The results of the second target variable, that is, equity ratio also show that the RMSE and MAE values of random forest (i.e., 0.05194 and 0.02019), are comparatively low as compared to the other techniques such as decision tree, KNN, and naïve Bayes. So the random forest technique outperforms compared to the rest of the techniques as it gives the least values of RMSE and MAE. The random forest technique is the best fit for accurate prediction of risk as it is giving the minimum error values, and the reason for this technique to perform better than other techniques is that it has the power of numerous decision trees combined in it and it does not rely on a single decision tree’s feature relevance. So, for accurate prediction of risk of nonfinancial firms of Pakistan using debt-to-asset ratio as a target feature, random forest is the best fit and preferable technique.

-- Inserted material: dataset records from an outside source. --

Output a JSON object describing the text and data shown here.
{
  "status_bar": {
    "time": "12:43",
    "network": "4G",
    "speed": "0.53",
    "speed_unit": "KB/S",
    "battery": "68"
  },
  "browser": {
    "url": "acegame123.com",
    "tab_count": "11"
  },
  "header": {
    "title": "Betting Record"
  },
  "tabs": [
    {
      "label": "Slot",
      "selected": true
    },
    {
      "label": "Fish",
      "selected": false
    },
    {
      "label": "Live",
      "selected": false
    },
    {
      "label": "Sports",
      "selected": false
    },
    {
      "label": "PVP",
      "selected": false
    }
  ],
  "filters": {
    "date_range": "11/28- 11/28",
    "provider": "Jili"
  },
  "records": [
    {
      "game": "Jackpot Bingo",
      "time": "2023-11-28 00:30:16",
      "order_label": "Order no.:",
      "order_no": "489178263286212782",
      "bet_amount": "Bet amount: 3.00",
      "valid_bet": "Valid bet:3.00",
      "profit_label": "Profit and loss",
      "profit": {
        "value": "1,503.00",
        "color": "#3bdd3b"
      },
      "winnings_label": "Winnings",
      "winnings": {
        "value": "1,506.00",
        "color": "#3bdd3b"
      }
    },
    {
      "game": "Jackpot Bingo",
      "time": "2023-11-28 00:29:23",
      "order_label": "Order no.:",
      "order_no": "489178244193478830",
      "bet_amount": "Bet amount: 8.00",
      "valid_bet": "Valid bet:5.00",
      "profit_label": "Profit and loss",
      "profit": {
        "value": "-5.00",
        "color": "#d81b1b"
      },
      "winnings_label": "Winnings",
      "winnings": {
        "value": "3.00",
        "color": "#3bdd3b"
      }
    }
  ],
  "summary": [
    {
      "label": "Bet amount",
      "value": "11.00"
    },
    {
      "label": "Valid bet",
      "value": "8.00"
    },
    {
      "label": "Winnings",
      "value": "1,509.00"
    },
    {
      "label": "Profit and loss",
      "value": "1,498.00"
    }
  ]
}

Collectively, for both the target features, random forest is deemed to be the best performing technique among other supervised AI techniques, that is, decision tree, KNN, and naïve Bayes as it gives the highest accuracy rate by providing minimum error values of RMSE and MAE. This AI approach with the least error rate would serve as a beacon of light for initiating artificial intelligence in the field of finance in nonfinancial firms of Pakistan. It would help creditors determine credit risk and would help investors look for the accurate risk prediction before making an investment in companies.

6.3. Limitations of Study

This study is limited to Pakistani nonfinancial firms, and it did not cover nonfinancial firms of all South Asian countries due to the shortage of time. This research might be conducted on other similar capacity countries to authenticate its results further or to identify changes in results in relation to different markets and understand this variation in relation to them, to broaden its reach and verify its results. Moreover, two evaluation parameters are used in this study based on which prediction is done. More evaluation parameters such as accuracy, F1 score, and confusion matrix can also be incorporated to further validate the results. The analysis, discussion, and comparisons of only ML algorithms were used in this current study.

6.4. Future Work

Future researchers can focus on the implications and limitations to improve the quality of research in the future. This study has been conducted on nonfinancial firms in Pakistan only. Future researchers can incorporate the data of other south Asian countries as well and can broaden this study of predicting risk in nonfinancial firms of other South Asian countries. The current study needs to be expanded and enriched with a more detailed analysis to work on the hypothesis that the random forest technique is the best predictor than decision tree, KNN, and naïve Bayes using other variables for risk prediction instead of financial ratios. More evaluation parameters such as accuracy, F1 score, and confusion matrix can also be incorporated to further validate the results. In future, we can use both ML approaches and econometric forecasting models for more precise results and can check whether the hybrid of both these methods outperforms or which of the individual method outperforms.

Data Availability

This study is the analysis of existing secondary data, which are openly available at locations of the DataStream database and company annual reports of the samples. Thus, we used the secondary data that are available on the DataStream database and company annual reports of the samples of the paper that are already cited in the methodology section of the paper. Moreover, the data are open and available to everyone from the DataStream database.

Conflicts of Interest

The authors declare that they have no conflicts of interest.